New experiences with new people will be a journey of self-discovery: “How will you know you don’t like a certain type of person until you go on a date with them?” Overstreet explains.

8 Rejection is a fact of life.

One of the things that holds us back from putting ourselves out there is the fear of rejection. When you’ve recently divorced, it can be hard to bounce back. Oftentimes it feels like the greatest defeat.

But rejection is a fact of life, and everyone experiences it. “Rejection will always be a thing. Even though the dating scene has changed there is still a possibility of rejection,” Overstreet says. “When this happens, remind yourself that everyone goes through rejection at some point and don’t take it personally.”

Take a deep breath and move on. In the long run, who cares?

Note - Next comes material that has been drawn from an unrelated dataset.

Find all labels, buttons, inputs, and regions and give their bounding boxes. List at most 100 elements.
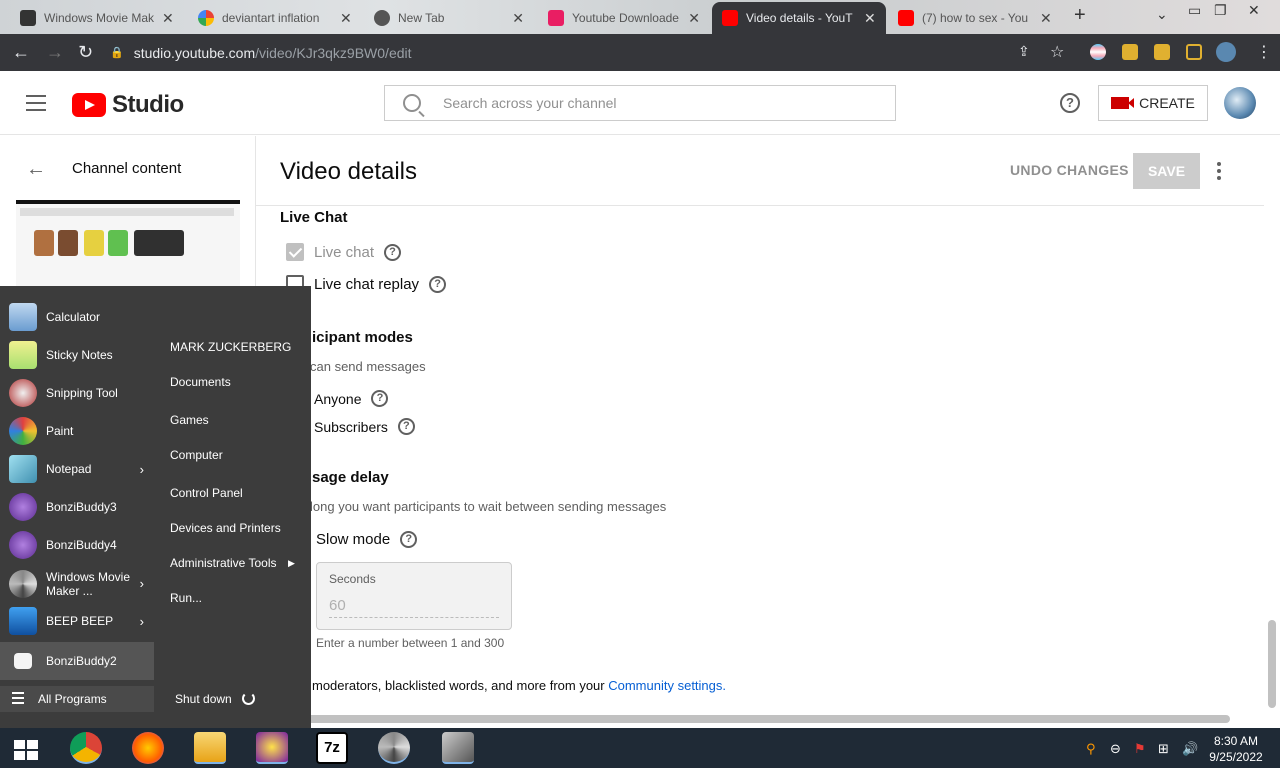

If something doesn’t work out, you’re just one step closer to finding the right person.

Remember: “You have changed as a person over the past years,” Overstreet adds. “Take time to figure out how you have evolved and who you are now.”

9 Desperation isn’t cute.

Enjoy dating and see what is out there, but do not approach romance with the intention of getting right back into something serious. If you are looking to settle down immediately, and put that kind of pressure on both yourself and a potential romantic partner, it won’t go well.

“Don’t be desperate for a relationship,” Overstreet says. “If you recently got divorced, you should not be looking to jump back into a serious relationship. Your desperation will be evident and may push away women in the process.”

You don’t want to scare off someone great because you’re trying to push it too far, too fast. Let things evolve naturally.

10 Remember: This whole thing is a learning process.

Dating after divorce is as much about discovering this new, single you as it is about looking for love again. Take time to enjoy yourself, the process, and this new life you’re building.

“As you date different [people], you are learning about yourself at the same time,” says Kristie Overstreet, a clinical sexologist and psychotherapist.

You may be coming out of a truly terrible experience or simply a mutual parting of ways, but that doesn’t make it less important to do some inner work. Choose to see this as an opportunity to grow, not one that dismantles your confidence.